資料6-1:シームレスな地域医療連携 に関する評価指標について(総務省)
http://www.kantei.go.jp/jp/singi/it2/iryoujyouhou/dai12/siryou6_1.pdf

資料6-2:シームレスな健康情報活用基盤実証事業について(厚労省)
http://www.kantei.go.jp/jp/singi/it2/iryoujyouhou/dai12/siryou6_2.pdf

資料7:電子版お薬手帳の現況(日薬)
http://www.kantei.go.jp/jp/singi/it2/iryoujyouhou/dai12/siryou7.pdf

 民間では、株式会社ファルコバイオシステムズと株式会社インテージが開発し、日本調剤が運用を開始したものもありますね。

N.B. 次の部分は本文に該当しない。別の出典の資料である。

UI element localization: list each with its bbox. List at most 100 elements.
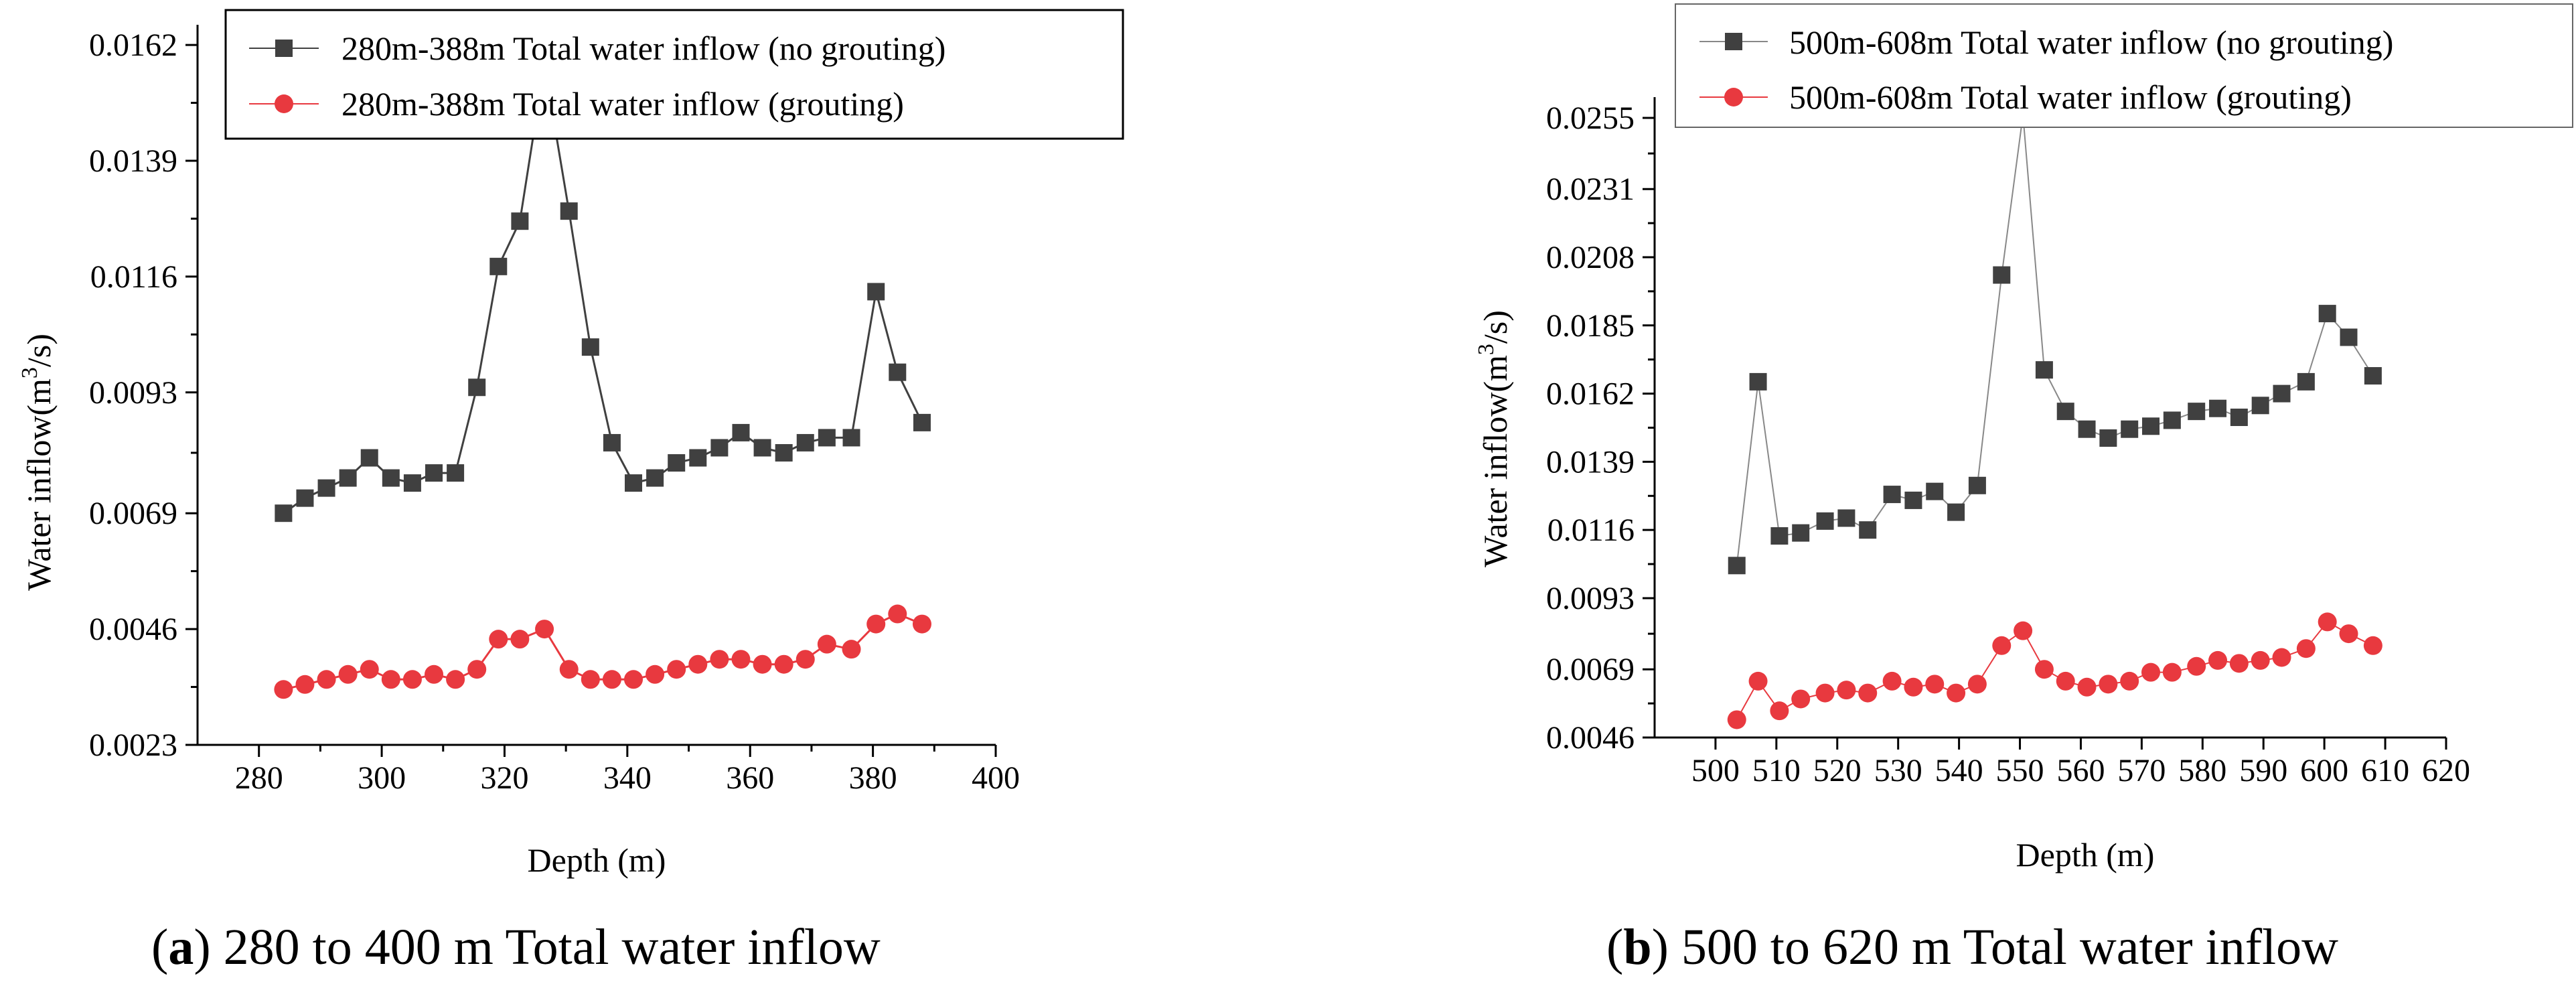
panel-b-series-1-point: [1925, 675, 1945, 694]
panel-a-x-tick-label: 340: [603, 760, 652, 796]
panel-b-y-title-main: Water inflow(m: [1476, 355, 1514, 567]
panel-b-legend-marker-no-grouting: [1725, 33, 1742, 50]
panel-b-series-0-point: [1947, 503, 1965, 521]
panel-b-x-tick-label: 560: [2056, 753, 2105, 788]
panel-a-caption-open: (: [151, 919, 168, 975]
panel-a-series-1-point: [360, 660, 379, 679]
panel-b-series-0-point: [1728, 557, 1746, 575]
panel-b-series-1-point: [2034, 660, 2054, 679]
panel-a-plot: 280 300 320 340 360 380 400 0.0023 0.0046 0.0069 0…: [89, 25, 1020, 796]
panel-b-x-tick-label: 620: [2422, 753, 2470, 788]
panel-b-series-1-point: [1882, 671, 1902, 691]
panel-a-series-0-point: [317, 479, 335, 497]
panel-a-series-1-point: [624, 670, 643, 689]
panel-b-series-0-point: [2230, 409, 2248, 426]
panel-b-x-tick-label: 610: [2361, 753, 2409, 788]
panel-b-y-axis-title: Water inflow(m3/s): [1474, 310, 1514, 567]
panel-a-series-0-point: [339, 469, 357, 487]
panel-a-series-0-point: [360, 449, 378, 467]
panel-b-series-1-point: [1837, 681, 1856, 700]
panel-b-y-title-sup: 3: [1474, 344, 1499, 355]
panel-b-series-1-point: [2141, 662, 2161, 682]
panel-b-series-0-point: [1993, 266, 2011, 284]
panel-a-series-1-point: [535, 620, 554, 639]
panel-a-x-tick-label: 400: [972, 760, 1020, 796]
panel-a-series-1-point: [753, 654, 772, 674]
panel-a-series-1-point: [295, 675, 315, 694]
panel-b-series-1-point: [1904, 677, 1923, 697]
panel-b-series-0-point: [2142, 417, 2160, 435]
panel-a-series-0-point: [796, 433, 814, 451]
panel-b-series-1-point: [2339, 624, 2358, 644]
panel-a-series-1-point: [888, 604, 907, 624]
panel-b-series-0-point: [2163, 411, 2181, 429]
panel-a-series-0-point: [489, 257, 508, 275]
panel-a-series-0-point: [732, 423, 750, 441]
panel-a-series-1-point: [317, 670, 336, 689]
panel-b-legend-label-no-grouting: 500m-608m Total water inflow (no groutin…: [1789, 23, 2393, 61]
panel-b-series-0-point: [2078, 420, 2096, 438]
panel-a-series-1-point: [510, 630, 530, 649]
panel-b-series-1-point: [2318, 612, 2337, 632]
panel-b-caption-text: ) 500 to 620 m Total water inflow: [1652, 919, 2339, 975]
panel-b-series-0-point: [2056, 403, 2074, 421]
panel-b-y-tick-label: 0.0255: [1546, 100, 1635, 136]
panel-b-series-1-point: [1815, 683, 1835, 703]
panel-a-caption: (a) 280 to 400 m Total water inflow: [151, 919, 881, 975]
panel-b-series-1-point: [2099, 675, 2118, 694]
panel-a-series-1-point: [710, 650, 729, 669]
panel-a-y-tick-label: 0.0116: [90, 259, 177, 295]
panel-a-series-1-point: [402, 670, 422, 689]
panel-b-legend-marker-grouting: [1724, 88, 1743, 107]
panel-a-series-1-point: [559, 660, 579, 679]
panel-b-series-0-point: [1859, 521, 1877, 539]
panel-a-y-title-end: /s): [20, 334, 58, 367]
panel-a-caption-text: ) 280 to 400 m Total water inflow: [194, 919, 881, 975]
panel-a-series-0-point: [889, 363, 907, 381]
panel-b: 500 510 520 530 540 550 560 570 580 590 600 610 620 0…: [1474, 3, 2573, 975]
panel-a-series-1-point: [274, 680, 293, 699]
panel-b-series-0-point: [2099, 429, 2117, 447]
panel-b-x-tick-label: 540: [1935, 753, 1983, 788]
panel-b-caption-open: (: [1606, 919, 1623, 975]
panel-a-series-0-point: [581, 338, 599, 356]
panel-b-series-1-point: [2162, 662, 2182, 682]
panel-b-series-1-point: [2229, 654, 2249, 673]
panel-b-x-tick-label: 580: [2178, 753, 2226, 788]
panel-a-legend-label-no-grouting: 280m-388m Total water inflow (no groutin…: [342, 29, 945, 67]
panel-b-series-0-point: [1926, 482, 1944, 500]
panel-b-series-0-point: [1837, 509, 1855, 527]
panel-b-series-1-point: [1858, 683, 1878, 703]
panel-b-series-1-point: [2296, 639, 2316, 658]
panel-b-x-tick-label: 600: [2300, 753, 2348, 788]
panel-b-series-1-point: [2187, 656, 2206, 676]
panel-a-y-tick-label: 0.0093: [89, 375, 177, 411]
panel-a-series-0-point: [775, 443, 793, 462]
panel-a-series-0-point: [275, 504, 293, 522]
panel-a-y-axis-title: Water inflow(m3/s): [17, 334, 58, 591]
panel-a-series-0-point: [382, 469, 400, 487]
panel-a-series-0-point: [625, 474, 643, 492]
panel-a-series-0-point: [468, 378, 486, 397]
panel-a-y-title-sup: 3: [17, 367, 42, 378]
panel-b-series-0-point: [1792, 524, 1810, 542]
panel-a-series-0-point: [818, 429, 836, 447]
panel-b-series-1-point: [2363, 636, 2382, 655]
panel-b-series-1-point: [1727, 710, 1746, 729]
panel-a-series-0-point: [425, 464, 443, 482]
panel-a-x-tick-label: 380: [849, 760, 897, 796]
panel-b-x-tick-label: 500: [1691, 753, 1740, 788]
panel-a-series-0-point: [753, 439, 771, 457]
panel-b-x-tick-label: 550: [1996, 753, 2044, 788]
panel-a-series-0-point: [603, 433, 621, 451]
panel-b-caption: (b) 500 to 620 m Total water inflow: [1606, 919, 2338, 975]
panel-b-y-tick-label: 0.0116: [1547, 512, 1635, 548]
panel-a-legend-marker-grouting: [275, 94, 293, 113]
panel-b-series-0-point: [2297, 372, 2315, 391]
panel-b-series-0-point: [1816, 512, 1834, 530]
panel-a-series-1-point: [817, 634, 836, 654]
panel-b-series-1-point: [2014, 621, 2033, 640]
panel-a-y-tick-label: 0.0023: [89, 727, 177, 763]
panel-a-series-0-point: [668, 454, 686, 472]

「電子版お薬手帳」サービス開始に関するお知らせ(2011.11.21)
http://www.dokokaru.net/modules/news/article.php?storyid=114
(PDF→イメージ図あり

 実証事業の評価を行い、できるだけ早く全国統一したものをつくってほしいですね。(一部地域や一部グループだけのものとならないように)

関連情報:TOPICS
 2011.11.06 第2回日本版EHR事業推進委員会(総務省)
 2011.05.27 医療情報化に関するタスクフォース報告書(IT戦略本部)
 2011.03.02 IT活用、まずは電子版「お薬手帳」と「糖尿病連携手帳」を
 2010.09.15 第1回医療情報化に関するタスクフォース
 2010.05.11 2013年にもおくすり手帳は電子化される?


2012年02月16日 00:19 投稿

コメントが2つあります

  1. シッフズジャパン鈴木

    1糖尿病患者(A1c 6.3%)の立場では、「どこでもMY病院」糖尿病記録が魅力的です。特に、患者が自ら登録する「自己管理データ」の食事量・アルコール量(カロリー)と運動量の自己コントロールに弾みがつきます。

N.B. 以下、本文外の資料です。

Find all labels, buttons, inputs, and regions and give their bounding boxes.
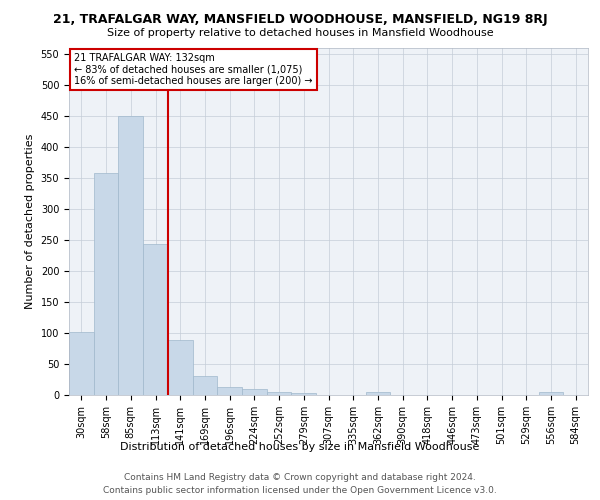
Bar xyxy=(267,392,292,395)
Text: Contains HM Land Registry data © Crown copyright and database right 2024.: Contains HM Land Registry data © Crown c… xyxy=(124,472,476,482)
Bar xyxy=(242,390,267,395)
Bar xyxy=(143,244,168,395)
Bar xyxy=(292,392,316,395)
Text: Distribution of detached houses by size in Mansfield Woodhouse: Distribution of detached houses by size … xyxy=(121,442,479,452)
Text: Size of property relative to detached houses in Mansfield Woodhouse: Size of property relative to detached ho… xyxy=(107,28,493,38)
Bar xyxy=(118,116,143,395)
Bar xyxy=(168,340,193,395)
Text: Contains public sector information licensed under the Open Government Licence v3: Contains public sector information licen… xyxy=(103,486,497,495)
Bar xyxy=(539,392,563,395)
Text: 21 TRAFALGAR WAY: 132sqm
← 83% of detached houses are smaller (1,075)
16% of sem: 21 TRAFALGAR WAY: 132sqm ← 83% of detach… xyxy=(74,52,313,86)
Bar xyxy=(193,376,217,395)
Bar xyxy=(69,332,94,395)
Text: 21, TRAFALGAR WAY, MANSFIELD WOODHOUSE, MANSFIELD, NG19 8RJ: 21, TRAFALGAR WAY, MANSFIELD WOODHOUSE, … xyxy=(53,12,547,26)
Bar xyxy=(217,387,242,395)
Bar xyxy=(365,392,390,395)
Y-axis label: Number of detached properties: Number of detached properties xyxy=(25,134,35,309)
Bar xyxy=(94,174,118,395)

  2. 二次元コードをまず義務化して欲しいですよ。レセの突合チェックするくらいなら、薬局では読み込めば、突合しても99%イコールになるんですから。病院を審査して薬局から処方せん取り寄せてって時間とお金が無駄な気が。

    何にしても、今回は糖尿病は一緒になりますが、それこそ母子手帳とか、連携パスの情報とか、あっちもこっちも別々にやらないで、何か統一した指針をまず作ってからやって欲しいですね。もちろん都道府県でばらばらでは、全国どこでも持っていける処方せんが機能しなくなりますよね。